When she mustered up the courage to call him out, he put the blame on her and made a flimsy excuse. “He said he is ‘still learning the difference between dating and shooting,’ and that it was an ‘accident.’”
Next, Jennifer*, 25, came forth with her story:
I agreed to shoot photos with this photographer, but while I was over there, he manipulated me into participating in shooting a video with him that involved him touching me. He didn't explain any of that in advance to me and did so without my consent. When he noticed that I was uncomfortable, he pointed it out and talked down to me for it instead of taking any responsibility for my clear discomfort.

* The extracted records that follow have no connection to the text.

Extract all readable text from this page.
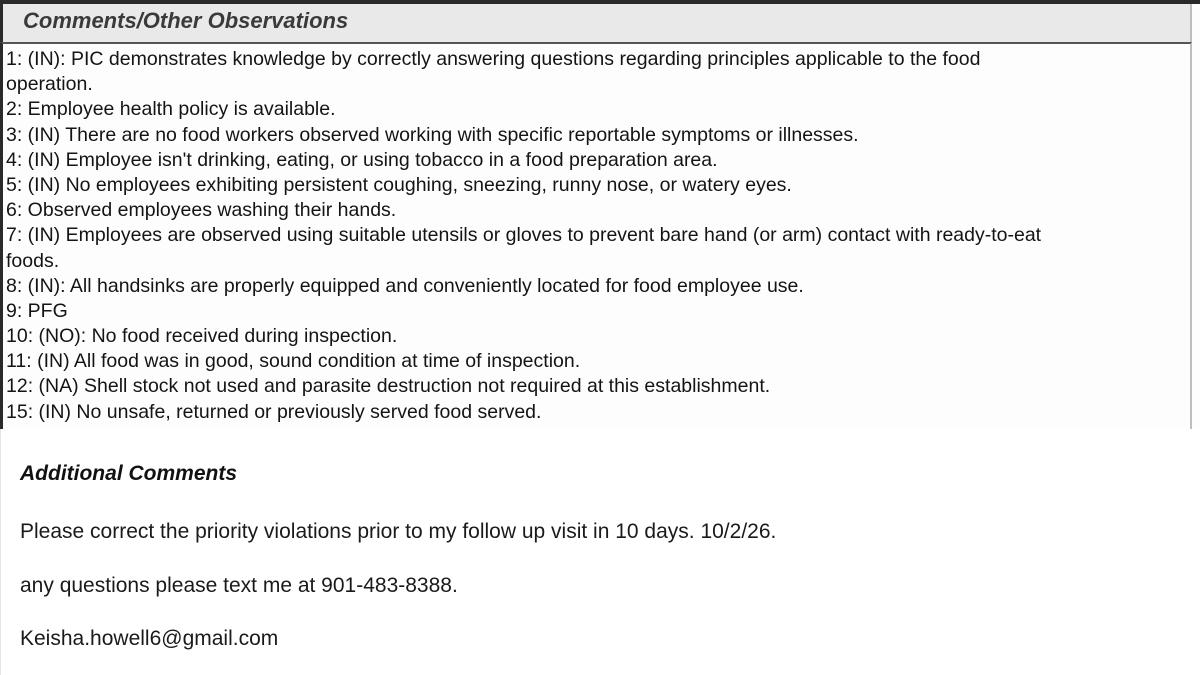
Comments/Other Observations
1: (IN): PIC demonstrates knowledge by correctly answering questions regarding principles applicable to the food
operation.
2: Employee health policy is available.
3: (IN) There are no food workers observed working with specific reportable symptoms or illnesses.
4: (IN) Employee isn't drinking, eating, or using tobacco in a food preparation area.
5: (IN) No employees exhibiting persistent coughing, sneezing, runny nose, or watery eyes.
6: Observed employees washing their hands.
7: (IN) Employees are observed using suitable utensils or gloves to prevent bare hand (or arm) contact with ready-to-eat
foods.
8: (IN): All handsinks are properly equipped and conveniently located for food employee use.
9: PFG
10: (NO): No food received during inspection.
11: (IN) All food was in good, sound condition at time of inspection.
12: (NA) Shell stock not used and parasite destruction not required at this establishment.
15: (IN) No unsafe, returned or previously served food served.
Additional Comments
Please correct the priority violations prior to my follow up visit in 10 days. 10/2/26.
any questions please text me at 901-483-8388.
Keisha.howell6@gmail.com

She added, “It's made me really wary of shooting with men again. I have only shot with one photographer in the month since then. I was very upfront with him and told him about my bad experience and he was really awesome about making sure I was comfortable working with him.”
She, too, expressed feelings of being nervous to accuse the photographer. “I was alone with the photographer in his home, and was terrified to say anything and escalate the situation, so I just did what I could to leave.” She added, “Photographers who are true professionals will ask your consent before touching you in any capacity and will make sure you're comfortable.”
Unfortunately, it doesn’t stop there. Aria*, 26, shared a story with me from her teen years, when she started out in the industry, which still impacts her today:
I was working as a makeup and hair artist on location at the age of 16 or 17. The photographer set up a shoot with me while I was underage and took very suggestive photos of me, and one of his shot ideas was through a side mirror of his truck while I looked scared and pretended I was being followed or stalked.
Since then, she’s been skeptical of male photographers’ intentions. Now, she’s learned that “if something feels wrong, it's probably wrong. Don't do anything you're not comfortable with.”
All three women are grateful for being a part of the community, and Marlow even went so far as to refer to the group as her family. When these women feel like no one understands what they’ve been through and are seeking comfort, this is where they turn to. Aria puts it simply: “The group validates my feelings when I'm being gaslit and allows me to follow others on their journeys and learn from their experiences.”
Jennifer elaborated, “The best part is knowing that I can keep other people safe and that we can all protect each other. I know for sure that once I shared this person's name, I prevented at least one other woman from working with him. I never want anyone to experience what I did.”
As for the future, Marlow has some words of wisdom for women in the industry. “It has never been and will never be your fault. You did not flirt too hard. You did not give anyone any ideas. Someone made an active choice to overstep boundaries and take advantage of you.” She urges women to speak up to make a difference. “If you’re too scared to call them out publicly, I can assure you that you have at least one friend who will do it for you. If I could, I would be that friend for you.”